Sound like a free lunch? Not necessarily. Lee and DeSantis are addressing a real policy problem which Congress has been wrestling with, not very successfully: the task of replenishing the Highway Trust Fund that is used to finance federal transportation spending. Gas tax revenues have been declining, in part because of reduced driving, and are on a glide path toward declining more in the future, because of government policies, including increased gas mileage standards. The federal gas tax was enacted to finance the Interstate Highway program in 1956. Some of the arguments for that legislation no longer apply. The Interstate highway system, as Lee and DeSantis point out, has been built. The huge discrepancy between states’ economic bases which existed in the 1950s has been greatly diminished.

Moreover, as I’ve pointed out in two different Washington Examiner columns last year, the states are already stepping into the transportation funding gap, in some cases through public-private financing. As Lee and DeSantis argue, at this point in history the states are in a better position than the federal government to identify and prioritize transportation needs.

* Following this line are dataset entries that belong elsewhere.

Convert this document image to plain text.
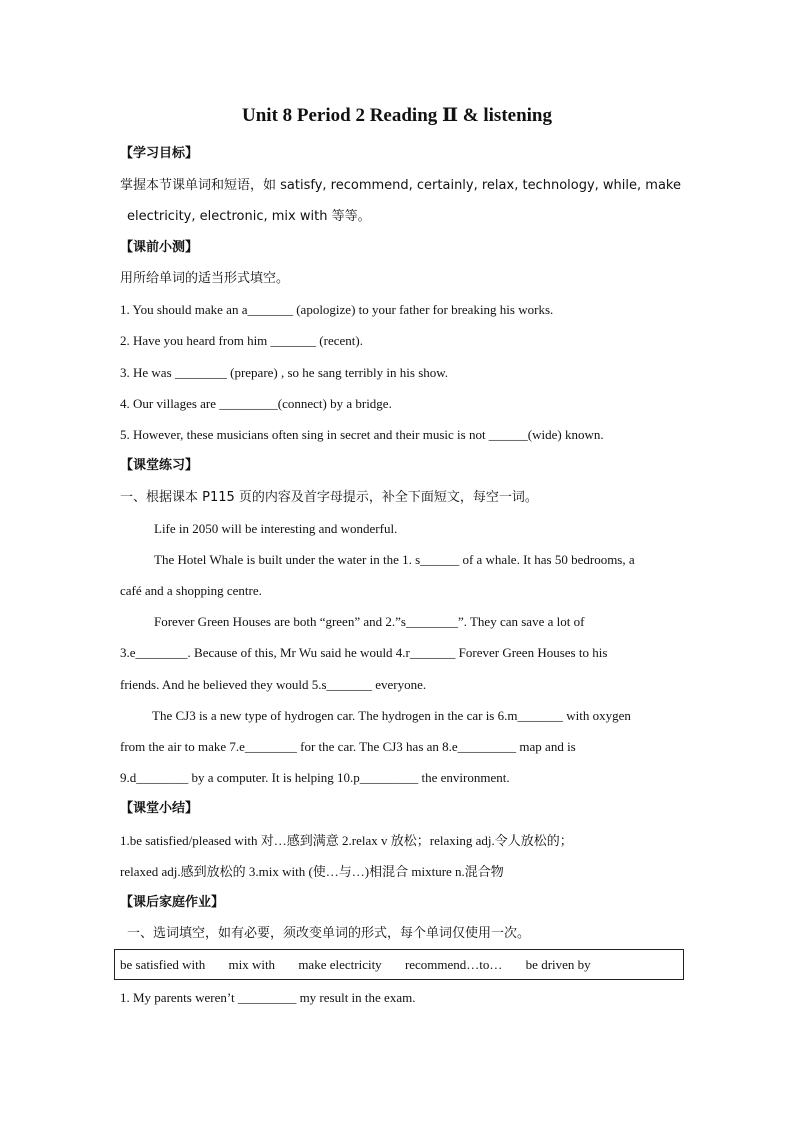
Unit 8 Period 2 Reading Ⅱ & listening
【学习目标】
掌握本节课单词和短语，如 satisfy, recommend, certainly, relax, technology, while, make
electricity, electronic, mix with 等等。
【课前小测】
用所给单词的适当形式填空。
1. You should make an a_______ (apologize) to your father for breaking his works.
2. Have you heard from him _______ (recent).
3. He was ________ (prepare) , so he sang terribly in his show.
4. Our villages are _________(connect) by a bridge.
5. However, these musicians often sing in secret and their music is not ______(wide) known.
【课堂练习】
一、根据课本 P115 页的内容及首字母提示，补全下面短文，每空一词。
Life in 2050 will be interesting and wonderful.
The Hotel Whale is built under the water in the 1. s______ of a whale. It has 50 bedrooms, a
café and a shopping centre.
Forever Green Houses are both “green” and 2.”s________”. They can save a lot of
3.e________. Because of this, Mr Wu said he would 4.r_______ Forever Green Houses to his
friends. And he believed they would 5.s_______ everyone.
The CJ3 is a new type of hydrogen car. The hydrogen in the car is 6.m_______ with oxygen
from the air to make 7.e________ for the car. The CJ3 has an 8.e_________ map and is
9.d________ by a computer. It is helping 10.p_________ the environment.
【课堂小结】
1.be satisfied/pleased with 对…感到满意 2.relax v 放松；relaxing adj.令人放松的；
relaxed adj.感到放松的 3.mix with (使…与…)相混合 mixture n.混合物
【课后家庭作业】
一、选词填空，如有必要，须改变单词的形式，每个单词仅使用一次。
be satisfied with mix with make electricity recommend…to… be driven by
1. My parents weren’t _________ my result in the exam.
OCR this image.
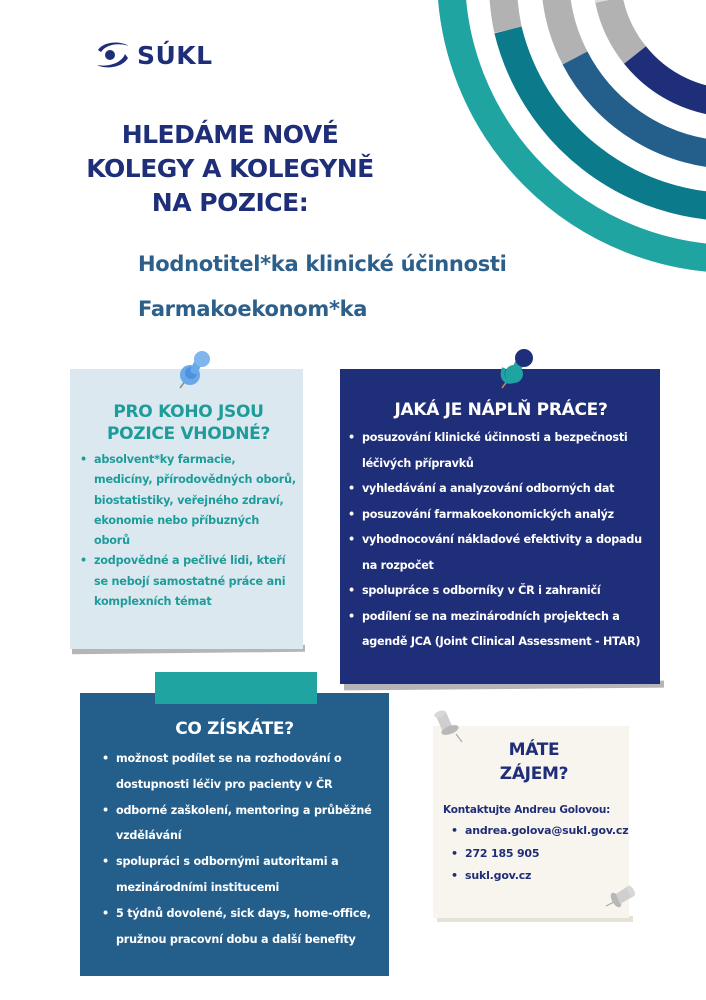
SÚKL
HLEDÁME NOVÉ
KOLEGY A KOLEGYNĚ
NA POZICE:
Hodnotitel*ka klinické účinnosti
Farmakoekonom*ka
PRO KOHO JSOU
POZICE VHODNÉ?
• absolvent*ky farmacie, medicíny, přírodovědných oborů, biostatistiky, veřejného zdraví, ekonomie nebo příbuzných oborů
• zodpovědné a pečlivé lidi, kteří se nebojí samostatné práce ani komplexních témat
JAKÁ JE NÁPLŇ PRÁCE?
• posuzování klinické účinnosti a bezpečnosti léčivých přípravků
• vyhledávání a analyzování odborných dat
• posuzování farmakoekonomických analýz
• vyhodnocování nákladové efektivity a dopadu na rozpočet
• spolupráce s odborníky v ČR i zahraničí
• podílení se na mezinárodních projektech a agendě JCA (Joint Clinical Assessment - HTAR)
CO ZÍSKÁTE?
• možnost podílet se na rozhodování o dostupnosti léčiv pro pacienty v ČR
• odborné zaškolení, mentoring a průběžné vzdělávání
• spolupráci s odbornými autoritami a mezinárodními institucemi
• 5 týdnů dovolené, sick days, home-office, pružnou pracovní dobu a další benefity
MÁTE
ZÁJEM?
Kontaktujte Andreu Golovou:
• andrea.golova@sukl.gov.cz
• 272 185 905
• sukl.gov.cz
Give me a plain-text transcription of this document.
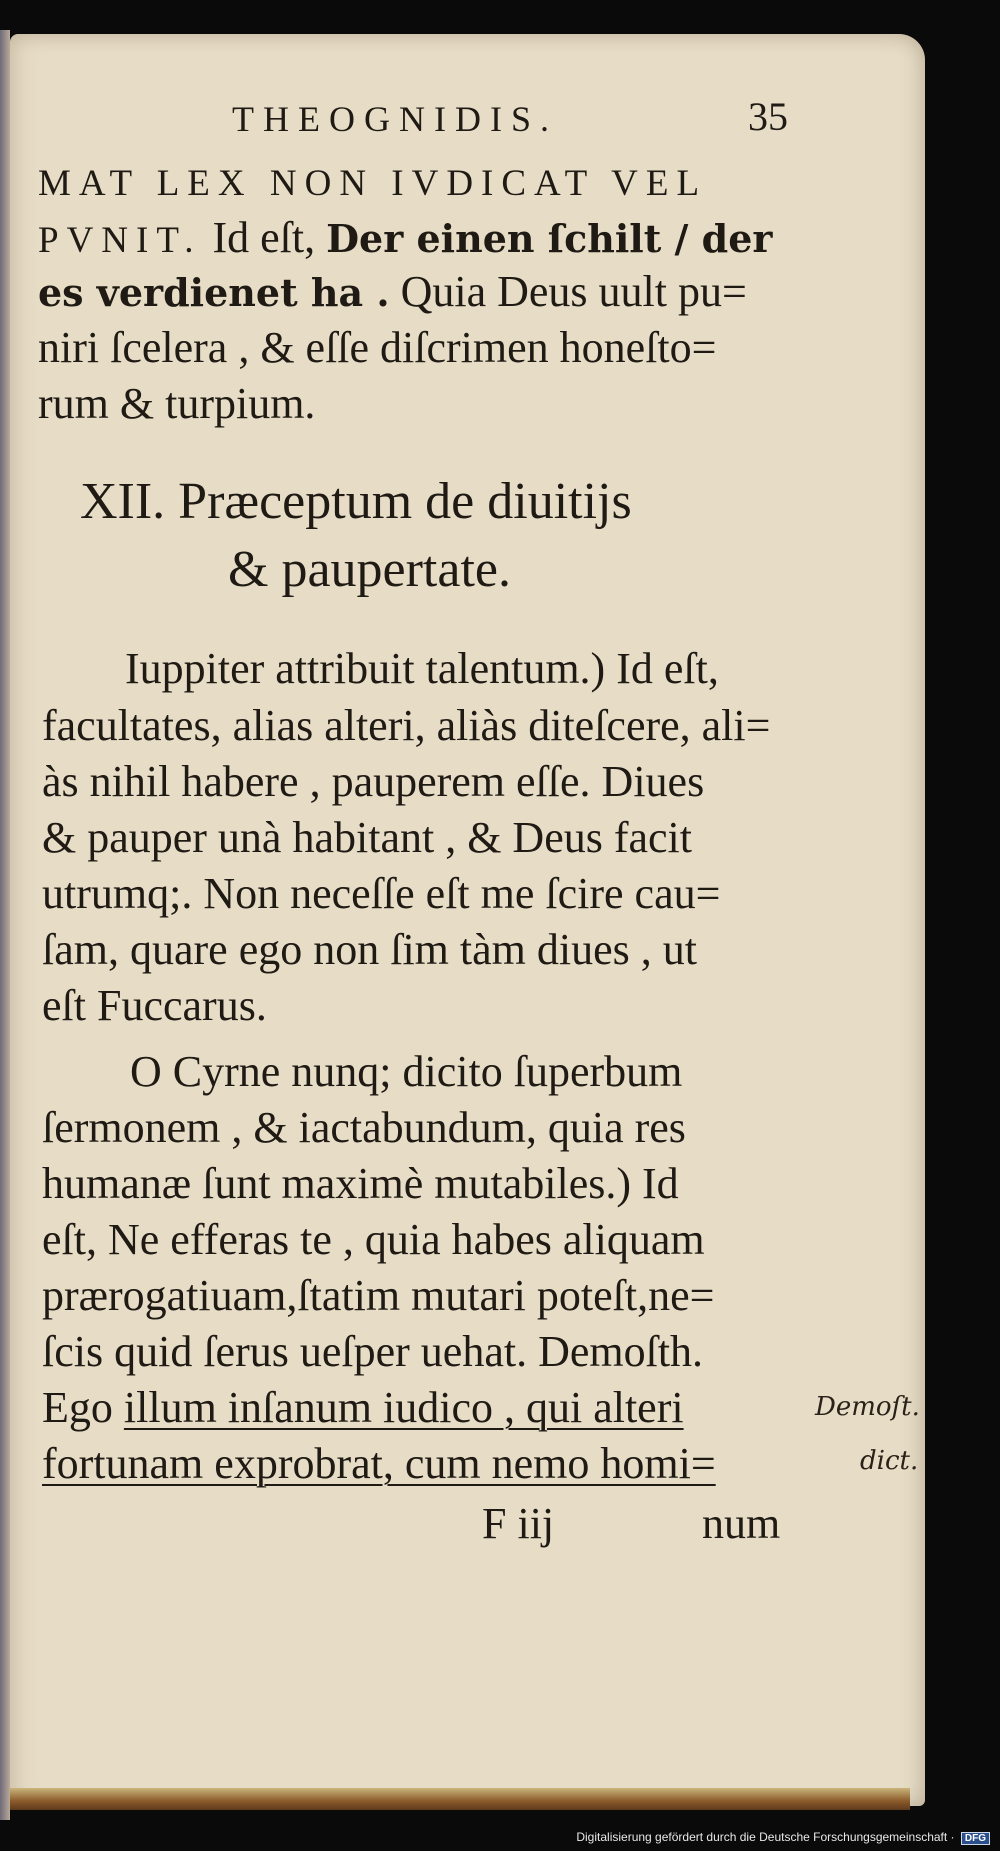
THEOGNIDIS.	35
MAT LEX NON IVDICAT VEL
PVNIT. Id eſt, Der einen ſchilt / der
es verdienet ha . Quia Deus uult pu=
niri ſcelera , & eſſe diſcrimen honeſto=
rum & turpium.
XII. Præceptum de diuitijs
& paupertate.
Iuppiter attribuit talentum.) Id eſt,
facultates, alias alteri, aliàs diteſcere, ali=
às nihil habere , pauperem eſſe. Diues
& pauper unà habitant , & Deus facit
utrumq;. Non neceſſe eſt me ſcire cau=
ſam, quare ego non ſim tàm diues , ut
eſt Fuccarus.
O Cyrne nunq; dicito ſuperbum
ſermonem , & iactabundum, quia res
humanæ ſunt maximè mutabiles.) Id
eſt, Ne efferas te , quia habes aliquam
prærogatiuam,ſtatim mutari poteſt,ne=
ſcis quid ſerus ueſper uehat. Demoſth.
Ego illum inſanum iudico , qui alteri
fortunam exprobrat, cum nemo homi=
F iij	num
Demoſt.
dict.
Digitalisierung gefördert durch die Deutsche Forschungsgemeinschaft · DFG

If the states want to pay for bike paths and fixed-rail transit — which are paid for now in part by federal funds — they can do so. If they want to limit spending to highways, they can do so. If they want to experiment with smart tolling, they can do so. They are free to raise their state gas tax rates up by as much as 14.7 cents a gallon, by the time Lee and DeSantis’s reduction of the federal gas tax is phased in, without increasing the burden on their residents.

The idea that centralized federal authorities have some special expertise is increasingly rejected, and rightly so. Congress isn’t going to raise the federal gas tax; it didn’t do so when Democrats had big majorities in both houses and it’s not going to do so now. The smart thing to do is to let funding and power flow or continue to flow to the states.